前回解説した大学生世代の壁ですが、親が所得税で63万円控除できるラインが103万円から150万円に上がっています。

★アルバイト大学生(103万円⇒150万円)

① 従来

・給料103万円-給与所得控除55万円=合計所得金額48万円≦48万円 ∴扶養控除(特定扶養親族)で63万円控除OK

② 改正

・給料150万円-給与所得控除65万円=合計所得金額85万円≦85万円 ∴特定扶養親族特別控除で63万円控除OK

 

 ただし、130万円を超えた時点で社会保険の扶養から外れるので150万円まで増やしにくい状態でした。
そこで令和7年10月から大学生世代に関しては社会保険の扶養の基準も150万円に変更される予定です。

 

 あくまでこれは大学生世代に絞った話なので、それ以外の配偶者等は改正法による取り扱いになります。

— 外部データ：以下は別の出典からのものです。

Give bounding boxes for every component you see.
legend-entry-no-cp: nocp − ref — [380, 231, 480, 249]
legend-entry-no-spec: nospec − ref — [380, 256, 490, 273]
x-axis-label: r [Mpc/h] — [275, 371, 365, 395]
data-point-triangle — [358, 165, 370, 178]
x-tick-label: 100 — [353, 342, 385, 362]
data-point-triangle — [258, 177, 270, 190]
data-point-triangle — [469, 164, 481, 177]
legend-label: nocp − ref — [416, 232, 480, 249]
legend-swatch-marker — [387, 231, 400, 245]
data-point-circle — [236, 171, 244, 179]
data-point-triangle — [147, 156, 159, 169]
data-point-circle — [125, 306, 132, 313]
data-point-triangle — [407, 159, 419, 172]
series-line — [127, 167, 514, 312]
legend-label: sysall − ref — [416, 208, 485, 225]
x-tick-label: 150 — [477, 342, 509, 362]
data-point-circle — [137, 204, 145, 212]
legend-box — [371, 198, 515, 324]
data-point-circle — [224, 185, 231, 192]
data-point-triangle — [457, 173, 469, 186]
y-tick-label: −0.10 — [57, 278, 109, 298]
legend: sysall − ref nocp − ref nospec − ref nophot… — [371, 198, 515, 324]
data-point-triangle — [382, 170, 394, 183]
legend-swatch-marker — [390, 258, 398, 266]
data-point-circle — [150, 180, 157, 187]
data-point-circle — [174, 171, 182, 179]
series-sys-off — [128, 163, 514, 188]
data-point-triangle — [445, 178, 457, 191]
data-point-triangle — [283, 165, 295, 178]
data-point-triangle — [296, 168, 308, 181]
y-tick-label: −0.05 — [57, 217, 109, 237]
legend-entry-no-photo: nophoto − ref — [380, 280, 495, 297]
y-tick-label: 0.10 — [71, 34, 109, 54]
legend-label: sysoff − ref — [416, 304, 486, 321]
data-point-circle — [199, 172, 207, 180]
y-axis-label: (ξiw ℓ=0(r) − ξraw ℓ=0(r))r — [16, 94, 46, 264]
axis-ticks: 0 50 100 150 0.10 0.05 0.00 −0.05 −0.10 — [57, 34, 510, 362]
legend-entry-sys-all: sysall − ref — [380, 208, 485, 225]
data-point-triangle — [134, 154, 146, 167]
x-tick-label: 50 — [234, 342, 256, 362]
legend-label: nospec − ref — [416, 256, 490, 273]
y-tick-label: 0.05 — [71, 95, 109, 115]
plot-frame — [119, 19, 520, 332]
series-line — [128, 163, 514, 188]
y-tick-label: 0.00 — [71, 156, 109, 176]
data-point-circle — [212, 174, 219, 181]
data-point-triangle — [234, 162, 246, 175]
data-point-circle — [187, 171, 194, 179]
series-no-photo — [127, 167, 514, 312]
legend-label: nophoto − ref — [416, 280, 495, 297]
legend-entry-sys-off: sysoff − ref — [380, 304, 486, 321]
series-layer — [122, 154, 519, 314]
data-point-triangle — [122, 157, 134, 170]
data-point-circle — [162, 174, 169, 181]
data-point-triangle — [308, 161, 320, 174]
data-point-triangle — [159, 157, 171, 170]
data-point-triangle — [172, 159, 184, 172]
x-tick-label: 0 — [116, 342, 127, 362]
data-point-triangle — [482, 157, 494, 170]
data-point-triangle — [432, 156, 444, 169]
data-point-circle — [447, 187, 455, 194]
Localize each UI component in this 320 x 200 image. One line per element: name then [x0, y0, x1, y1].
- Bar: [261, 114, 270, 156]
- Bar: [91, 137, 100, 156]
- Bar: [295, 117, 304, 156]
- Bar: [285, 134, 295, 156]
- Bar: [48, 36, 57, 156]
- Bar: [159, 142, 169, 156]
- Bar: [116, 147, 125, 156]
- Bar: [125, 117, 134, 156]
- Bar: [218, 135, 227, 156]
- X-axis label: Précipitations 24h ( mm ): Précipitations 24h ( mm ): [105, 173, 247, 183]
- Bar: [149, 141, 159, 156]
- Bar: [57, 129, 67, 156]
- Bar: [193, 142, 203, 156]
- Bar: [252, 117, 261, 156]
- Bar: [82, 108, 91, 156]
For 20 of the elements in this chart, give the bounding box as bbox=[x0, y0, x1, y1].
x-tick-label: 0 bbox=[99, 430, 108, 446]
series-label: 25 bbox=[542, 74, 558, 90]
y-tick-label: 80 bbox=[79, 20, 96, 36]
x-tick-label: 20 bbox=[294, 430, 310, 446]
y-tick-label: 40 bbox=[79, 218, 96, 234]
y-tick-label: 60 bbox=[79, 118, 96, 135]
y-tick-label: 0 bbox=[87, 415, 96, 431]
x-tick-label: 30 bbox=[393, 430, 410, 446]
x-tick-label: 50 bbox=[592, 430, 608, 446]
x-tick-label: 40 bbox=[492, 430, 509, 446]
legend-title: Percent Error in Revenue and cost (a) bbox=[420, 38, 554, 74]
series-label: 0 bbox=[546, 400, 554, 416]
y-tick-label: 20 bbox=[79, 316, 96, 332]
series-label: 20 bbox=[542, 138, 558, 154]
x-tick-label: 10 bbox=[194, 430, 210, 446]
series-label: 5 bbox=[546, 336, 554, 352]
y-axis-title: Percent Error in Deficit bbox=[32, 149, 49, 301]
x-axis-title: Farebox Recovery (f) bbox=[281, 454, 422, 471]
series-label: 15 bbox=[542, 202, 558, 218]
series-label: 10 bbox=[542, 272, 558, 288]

 社会保険の壁の話に戻りますが、パート・アルバイトなどの短時間労働者の社会保険の加入条件は以下の通りです。

① 週の所定労働時間が20時間以上

② 賃金が月額88,000円以上

③ 従業員51人以上の企業に勤務

④ 2ヶ月を超える雇用見込み

⑤ 学生でない

このうち、②③の条件が改正法で見直されます。